金はドルの上昇で下げている。前日のベルギーでの連続爆弾テロを受けたリスク回避の買いは一服している。米フィラデルフィア連銀のハーカー総裁が前日に、早ければ4月に利上げが行われる可能性を示唆したことがドルの上昇につながっており、金にはネガティブな材料になっている。

このように、FRB当局者らによる米利上げ見通しについてのタカ派的な発言が続いているうちは、ドルは堅調さを維持し、金相場は上値を打たれることになるだろう。しかし、この手の発言が続くことで、ドルが上昇し、米国株が売られるなどのリスク回避の動きが鮮明になれば、再び金への関心が高まることになろう。

また英国のEU離脱問題もあり、これがポンド・ユーロ安を誘うことで、それぞれの通貨建ての金相場が上昇し、投資家の買いを誘うこともあり得るだろう。欧米人はトレンドフォローで金を買う傾向がある。これが日本人の逆張り買いとの大きな違いである。通貨安がむしろ金相場の押し上げにつながる点にも注目しておきたい。

非鉄はドルの上昇が嫌気されている。また前日にベルギーで発生した連続テロ事件も引き続き投資家心理を冷やしたもようである。さらに25日から始まるイースターの連休を前にポジション調整が出た可能性がある。ロンドン市場は25日と28日が休場となる。動きづらい展開にあるため、次の方向性が出てくるのは休暇明けとなろう。

ただし、中でもアルミの軟調さが鮮明になっている。これで銅が再び5,000ドルの大台を割り込むようだと、センチメントは一時的に悪化せざるを得ないだろう。

原油は大幅続落となった。米国内の原油在庫が急増していたことが嫌気されている。
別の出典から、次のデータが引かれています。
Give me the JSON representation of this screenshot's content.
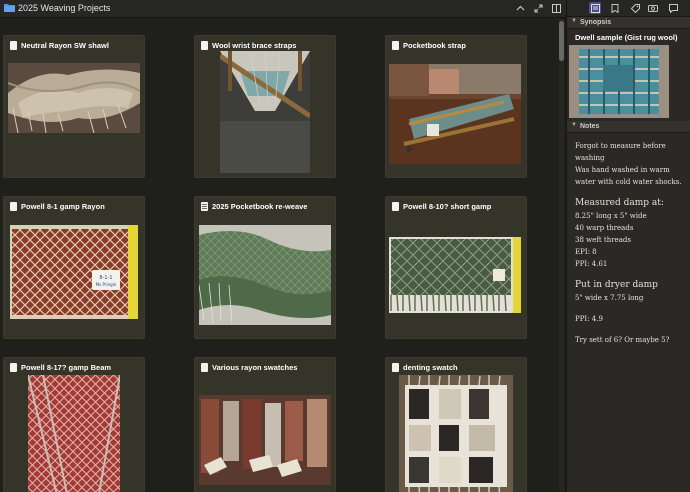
{
  "window": {
    "title": "2025 Weaving Projects"
  },
  "cards": [
    {
      "title": "Neutral Rayon SW shawl",
      "doc_icon": "document-icon"
    },
    {
      "title": "Wool wrist brace straps",
      "doc_icon": "document-icon"
    },
    {
      "title": "Pocketbook strap",
      "doc_icon": "document-icon"
    },
    {
      "title": "Powell 8-1 gamp Rayon",
      "doc_icon": "document-icon"
    },
    {
      "title": "2025 Pocketbook re-weave",
      "doc_icon": "document-text-icon"
    },
    {
      "title": "Powell 8-10? short gamp",
      "doc_icon": "document-icon"
    },
    {
      "title": "Powell 8-17? gamp Beam",
      "doc_icon": "document-icon"
    },
    {
      "title": "Various rayon swatches",
      "doc_icon": "document-icon"
    },
    {
      "title": "denting swatch",
      "doc_icon": "document-icon"
    }
  ],
  "photo_tags": {
    "gamp_tag_line1": "8-1-1",
    "gamp_tag_line2": "Ms Pringle"
  },
  "inspector": {
    "synopsis_header": "Synopsis",
    "synopsis_title": "Dwell sample (Gist rug wool)",
    "notes_header": "Notes",
    "notes_lines": [
      {
        "text": "Forgot to measure before",
        "style": ""
      },
      {
        "text": "washing",
        "style": ""
      },
      {
        "text": "Was hand washed in warm",
        "style": ""
      },
      {
        "text": "water with cold water shocks.",
        "style": ""
      },
      {
        "text": "Measured damp at:",
        "style": "big gap"
      },
      {
        "text": "8.25\" long x 5\" wide",
        "style": ""
      },
      {
        "text": "40 warp threads",
        "style": ""
      },
      {
        "text": "38 weft threads",
        "style": ""
      },
      {
        "text": "EPI: 8",
        "style": ""
      },
      {
        "text": "PPI: 4.61",
        "style": ""
      },
      {
        "text": "Put in dryer damp",
        "style": "big gap"
      },
      {
        "text": "5\" wide x 7.75 long",
        "style": ""
      },
      {
        "text": "PPI: 4.9",
        "style": "gap"
      },
      {
        "text": "Try sett of 6? Or maybe 5?",
        "style": "gap"
      }
    ]
  },
  "colors": {
    "accent": "#4a4f8a",
    "card_bg": "#343428",
    "panel_bg": "#2a2925"
  }
}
米エネルギー情報局(EIA)が発表した在庫統計では、18日までの週の原油在庫は前週比940万バレル増加し、市場予想の同310万バレル増の3倍超となり、前日に公表された米石油協会(API)の在庫統計の880万バレル増をも上回った。在庫増は5週連続となり、在庫規模は約5億3,253万バレルと過去最高を更新している。

生産調整が進んでいるものの、供給が需要を上回っている実態が鮮明となっている。これではなかなか原油相場は上昇に転じることは出来ない。一方、ガソリン在庫は前週比460万バレル減と、予想に比べて大幅な減少となった。

しかし、原油相場の下支えにはならなかった。トレーダーは在庫を保有し、先物を売る「コンタンゴ・プレー」を続けているもようで、これでは原油相場は上昇しづらいだろう。

一方、報道によると、ナイジェリアのカチク石油担当相は、4月17日の産油国会合では、各国がイラン抜きでも増産凍結で最終合意するとの見通しを示しているもよう。サウジアラビアとロシア、ベネズエラとカタールの産油4カ国は2月に他の産油国の賛同を条件に、産油量を1月の水準で凍結することで合意。

来月の会合ではOPEC加盟と非加盟の産油国が15カ国程度参加する見通しである。しかし、イランは1月に核開発問題に絡んだ経済制裁を解除されたばかりであり、むしろ増産の方針を示している。

またリビアも、カダフィ政権崩壊後の内戦により生産量を大きく減らしたことから増産を望んでおり、産油国会合には参加しないとみられている。このような状況で、増産見送り合意をしたところで、供給削減につながらない可能性がある。市場参加者が安心してロングポジションを保有する状況にはまだないといわざるを得ない。